Q. I am in my 30s and I have been with my wonderful husband for eight years. We bought a small, two-bedroom flat 18 months ago and everything seemed rosy. We had agreed that we wanted to start trying for a family when I turn 35 in a couple of months and he seemed as keen as me. However, in August, he was made redundant and now he says that he is not sure. He worked in hospitality and is struggling to get another job so is thinking of retraining. I’m still working (in a secure job), but I’m stressed and tired much of the time and wonder how I would manage with a baby as well – especially if I was going to be the main breadwinner, which was never the plan. My husband keeps saying that this is not a good time and we may have to wait two or three more years until everything settles down and we know where we are with our work. He also talks about the heavy responsibility of bringing up children in these times, and he worries that the world is not a safe place. I don’t want to put pressure on him as I know he is struggling with being unemployed and is worried about not having enough money. But there is never the perfect time to have children and I am very aware that my biological clock is ticking. If we wait as long as two or three years, we may end up never having a family. I am even wondering if he really wants children at all and is just making excuses.
A. This is desperately difficult for you. I very much doubt that your husband has stopped wanting children, but I expect he is afraid. He is probably still reeling from the redundancy, which can hit self-esteem hard (even though he is simply a victim of current circumstance). Added to this, he is worried about providing for a child, which is understandable. But, of course, you are afraid, too. Without wanting to scare you further, if you leave it too long, there is a risk that it may be too late to have children. Your husband may be burying his head in the sand about this, so talk to him about his fears. It sounds as though you had planned to work part time or stay at home while your husband continued to work full time. It may be that this would have to be reversed, at least for a while. Many couples don’t find this balance easy but it could be temporary. Also, of course, bringing up a child when money is uncertain can put pressure on a marriage. So be aware of all this and remember that communication is key, both now and for your future relationship. As you have such a good marriage to build on, hopefully you can talk it all through and work out a way forward. Perhaps agree that you could postpone it a little but that two years is too long? It might help to think about what you would have done if, say, you had already been pregnant when this happened. Contact relate.org.uk for help if you can’t reach an agreement together.

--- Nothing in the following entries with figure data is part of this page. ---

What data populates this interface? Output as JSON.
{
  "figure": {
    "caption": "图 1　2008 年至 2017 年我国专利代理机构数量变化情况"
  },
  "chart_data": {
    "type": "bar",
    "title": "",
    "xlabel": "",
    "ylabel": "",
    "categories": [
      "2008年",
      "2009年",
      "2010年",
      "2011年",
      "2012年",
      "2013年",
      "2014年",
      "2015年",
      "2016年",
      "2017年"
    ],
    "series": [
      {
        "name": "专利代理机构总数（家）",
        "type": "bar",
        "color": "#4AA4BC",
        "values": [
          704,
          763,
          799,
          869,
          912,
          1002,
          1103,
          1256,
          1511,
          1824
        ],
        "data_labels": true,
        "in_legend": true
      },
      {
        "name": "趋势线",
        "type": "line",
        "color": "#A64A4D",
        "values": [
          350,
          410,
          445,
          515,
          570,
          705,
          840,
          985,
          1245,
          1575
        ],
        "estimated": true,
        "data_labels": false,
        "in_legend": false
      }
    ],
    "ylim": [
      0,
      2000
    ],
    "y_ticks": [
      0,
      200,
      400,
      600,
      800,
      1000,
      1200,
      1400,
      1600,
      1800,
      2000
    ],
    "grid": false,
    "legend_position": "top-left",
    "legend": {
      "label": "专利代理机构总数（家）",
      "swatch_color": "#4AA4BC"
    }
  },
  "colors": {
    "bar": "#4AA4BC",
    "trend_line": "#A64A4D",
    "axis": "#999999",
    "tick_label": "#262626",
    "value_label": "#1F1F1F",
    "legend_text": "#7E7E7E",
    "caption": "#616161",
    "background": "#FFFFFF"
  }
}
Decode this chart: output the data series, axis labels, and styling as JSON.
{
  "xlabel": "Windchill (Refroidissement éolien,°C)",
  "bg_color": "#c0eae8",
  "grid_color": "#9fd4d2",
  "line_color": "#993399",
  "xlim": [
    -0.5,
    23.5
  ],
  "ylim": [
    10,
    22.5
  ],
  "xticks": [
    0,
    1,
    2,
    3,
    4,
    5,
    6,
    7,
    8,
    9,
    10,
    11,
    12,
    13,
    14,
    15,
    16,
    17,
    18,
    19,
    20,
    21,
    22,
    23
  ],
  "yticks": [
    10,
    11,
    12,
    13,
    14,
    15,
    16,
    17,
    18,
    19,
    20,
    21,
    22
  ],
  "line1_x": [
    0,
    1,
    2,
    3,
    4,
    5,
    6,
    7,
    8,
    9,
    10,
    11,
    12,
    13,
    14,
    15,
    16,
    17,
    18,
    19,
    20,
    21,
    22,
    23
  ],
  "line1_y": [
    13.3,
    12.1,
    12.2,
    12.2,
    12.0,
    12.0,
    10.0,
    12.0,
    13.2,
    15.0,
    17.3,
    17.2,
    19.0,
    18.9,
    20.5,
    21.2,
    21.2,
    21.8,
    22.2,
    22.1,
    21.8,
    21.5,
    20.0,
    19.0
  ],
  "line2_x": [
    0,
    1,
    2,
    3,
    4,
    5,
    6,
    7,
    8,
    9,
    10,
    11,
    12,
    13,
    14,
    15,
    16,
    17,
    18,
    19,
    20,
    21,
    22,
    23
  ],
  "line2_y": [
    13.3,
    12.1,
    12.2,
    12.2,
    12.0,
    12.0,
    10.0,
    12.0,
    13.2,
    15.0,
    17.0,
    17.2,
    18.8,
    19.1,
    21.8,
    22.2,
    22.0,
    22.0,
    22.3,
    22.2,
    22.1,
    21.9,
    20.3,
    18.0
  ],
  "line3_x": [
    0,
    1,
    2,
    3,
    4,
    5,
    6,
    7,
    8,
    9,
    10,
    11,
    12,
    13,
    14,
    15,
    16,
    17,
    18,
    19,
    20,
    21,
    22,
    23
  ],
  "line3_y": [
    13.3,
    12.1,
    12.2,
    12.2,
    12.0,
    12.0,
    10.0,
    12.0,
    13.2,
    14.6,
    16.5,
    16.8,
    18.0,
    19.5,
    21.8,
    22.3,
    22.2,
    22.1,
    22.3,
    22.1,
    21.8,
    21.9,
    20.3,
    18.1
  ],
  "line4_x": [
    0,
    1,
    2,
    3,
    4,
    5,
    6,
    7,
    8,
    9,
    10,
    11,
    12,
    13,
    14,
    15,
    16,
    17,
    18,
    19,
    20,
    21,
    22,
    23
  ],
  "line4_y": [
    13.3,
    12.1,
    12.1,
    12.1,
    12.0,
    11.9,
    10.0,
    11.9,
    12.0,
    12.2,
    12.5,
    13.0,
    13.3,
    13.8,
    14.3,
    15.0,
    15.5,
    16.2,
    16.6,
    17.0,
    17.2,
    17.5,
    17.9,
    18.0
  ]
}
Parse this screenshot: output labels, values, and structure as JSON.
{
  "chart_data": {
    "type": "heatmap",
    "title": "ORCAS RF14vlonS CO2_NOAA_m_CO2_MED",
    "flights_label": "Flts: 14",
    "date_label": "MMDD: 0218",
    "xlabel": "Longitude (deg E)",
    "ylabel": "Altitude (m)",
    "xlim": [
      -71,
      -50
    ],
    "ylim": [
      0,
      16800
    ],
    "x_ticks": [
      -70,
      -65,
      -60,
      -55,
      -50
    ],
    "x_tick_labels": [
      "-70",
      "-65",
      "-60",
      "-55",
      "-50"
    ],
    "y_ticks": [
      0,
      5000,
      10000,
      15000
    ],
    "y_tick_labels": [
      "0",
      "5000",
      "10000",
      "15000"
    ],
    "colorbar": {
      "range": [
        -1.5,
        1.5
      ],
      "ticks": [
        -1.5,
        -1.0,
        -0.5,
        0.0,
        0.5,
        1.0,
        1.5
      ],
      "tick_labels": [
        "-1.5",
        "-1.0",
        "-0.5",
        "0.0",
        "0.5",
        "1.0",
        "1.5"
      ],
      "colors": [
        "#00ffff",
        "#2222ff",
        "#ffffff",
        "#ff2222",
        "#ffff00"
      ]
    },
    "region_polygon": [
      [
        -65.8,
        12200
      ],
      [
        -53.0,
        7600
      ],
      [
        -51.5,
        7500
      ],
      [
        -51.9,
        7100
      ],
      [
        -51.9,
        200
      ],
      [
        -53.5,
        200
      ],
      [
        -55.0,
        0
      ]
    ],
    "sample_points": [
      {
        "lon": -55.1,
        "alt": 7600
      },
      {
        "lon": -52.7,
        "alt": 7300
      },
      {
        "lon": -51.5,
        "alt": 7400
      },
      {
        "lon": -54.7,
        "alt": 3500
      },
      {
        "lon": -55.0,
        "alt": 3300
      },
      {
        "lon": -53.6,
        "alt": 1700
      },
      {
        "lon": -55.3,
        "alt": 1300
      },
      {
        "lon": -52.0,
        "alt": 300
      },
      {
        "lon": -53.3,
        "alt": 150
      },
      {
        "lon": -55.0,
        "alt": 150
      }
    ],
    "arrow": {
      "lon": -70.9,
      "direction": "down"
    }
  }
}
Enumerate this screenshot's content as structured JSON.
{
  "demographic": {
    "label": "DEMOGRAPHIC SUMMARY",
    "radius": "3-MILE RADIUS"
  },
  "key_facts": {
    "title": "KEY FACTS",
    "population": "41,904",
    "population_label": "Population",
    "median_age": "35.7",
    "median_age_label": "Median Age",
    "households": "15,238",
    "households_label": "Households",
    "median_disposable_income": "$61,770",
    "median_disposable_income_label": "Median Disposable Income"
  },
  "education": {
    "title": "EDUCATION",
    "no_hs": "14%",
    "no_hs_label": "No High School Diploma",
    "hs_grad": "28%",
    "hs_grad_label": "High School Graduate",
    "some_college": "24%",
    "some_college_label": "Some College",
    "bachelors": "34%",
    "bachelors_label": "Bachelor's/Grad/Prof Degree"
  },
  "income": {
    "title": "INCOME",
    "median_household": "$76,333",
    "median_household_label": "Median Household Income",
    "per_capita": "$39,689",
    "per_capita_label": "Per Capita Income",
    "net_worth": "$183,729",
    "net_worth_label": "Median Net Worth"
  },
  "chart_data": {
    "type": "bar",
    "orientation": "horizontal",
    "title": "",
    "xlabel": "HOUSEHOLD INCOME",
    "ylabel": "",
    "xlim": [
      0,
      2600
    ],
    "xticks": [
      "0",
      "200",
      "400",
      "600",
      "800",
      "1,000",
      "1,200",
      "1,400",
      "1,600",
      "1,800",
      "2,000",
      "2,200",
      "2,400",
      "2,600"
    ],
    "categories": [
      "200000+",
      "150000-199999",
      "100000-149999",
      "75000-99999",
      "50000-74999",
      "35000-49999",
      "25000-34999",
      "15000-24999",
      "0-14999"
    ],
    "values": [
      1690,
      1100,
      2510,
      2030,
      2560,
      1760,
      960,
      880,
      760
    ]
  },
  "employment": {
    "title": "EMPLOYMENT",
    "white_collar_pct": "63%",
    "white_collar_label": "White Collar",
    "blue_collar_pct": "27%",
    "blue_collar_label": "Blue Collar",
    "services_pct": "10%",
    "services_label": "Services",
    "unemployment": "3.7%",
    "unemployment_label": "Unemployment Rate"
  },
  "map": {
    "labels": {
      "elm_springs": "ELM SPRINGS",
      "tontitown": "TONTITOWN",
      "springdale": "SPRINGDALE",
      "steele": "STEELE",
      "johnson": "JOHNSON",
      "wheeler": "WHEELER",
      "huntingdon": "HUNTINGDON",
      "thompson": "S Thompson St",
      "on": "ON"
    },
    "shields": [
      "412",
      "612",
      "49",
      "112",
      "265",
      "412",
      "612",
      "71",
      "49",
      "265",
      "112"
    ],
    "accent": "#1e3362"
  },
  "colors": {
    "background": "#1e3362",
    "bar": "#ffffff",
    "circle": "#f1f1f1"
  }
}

How do I tell my wife that I need some space?
Q. My wife is kind, sexy and good company. But at the moment, I’d like to spend a bit of time on my own. The past few months have been intense. We’ve both been working from home. We don’t have a huge house so my wife and I have been in the same room on our laptops. But we have also got into the habit of walking together and, quite frankly, I’m bored. My wife constantly talks about her worries about our teenage daughter or her parents or work and I try to be sympathetic, but I’m fed up and recently I’ve been grumpy. She can be insecure and I’m worried that if I tell her I’m bored she’ll think I mean with our marriage, which isn’t the case – I love her.
A. It hasn’t been easy for many of us, being cloistered with our partners and families for months. Coupled with that, even when we do go out, there is not alot to do. With much of winter still to get through and dark evenings and gloomy weather, it can feel as if the world has shrunk to a very limited range. I expect you are probably also longing for a bit
of blokey chat. Marriages do need outside stimulus so that we have new topics and gossip to share. So don’t tell your wife that you are bored. Turn it around and tell her that you know you are being a bit grumpy at the moment, but that you love her lots and want to be really supportive. But you think you need to see a bit more of your mates and go running or cycling sometimes instead of walking with her. As she is insecure, you need to make sure that you give her lots of reassurance.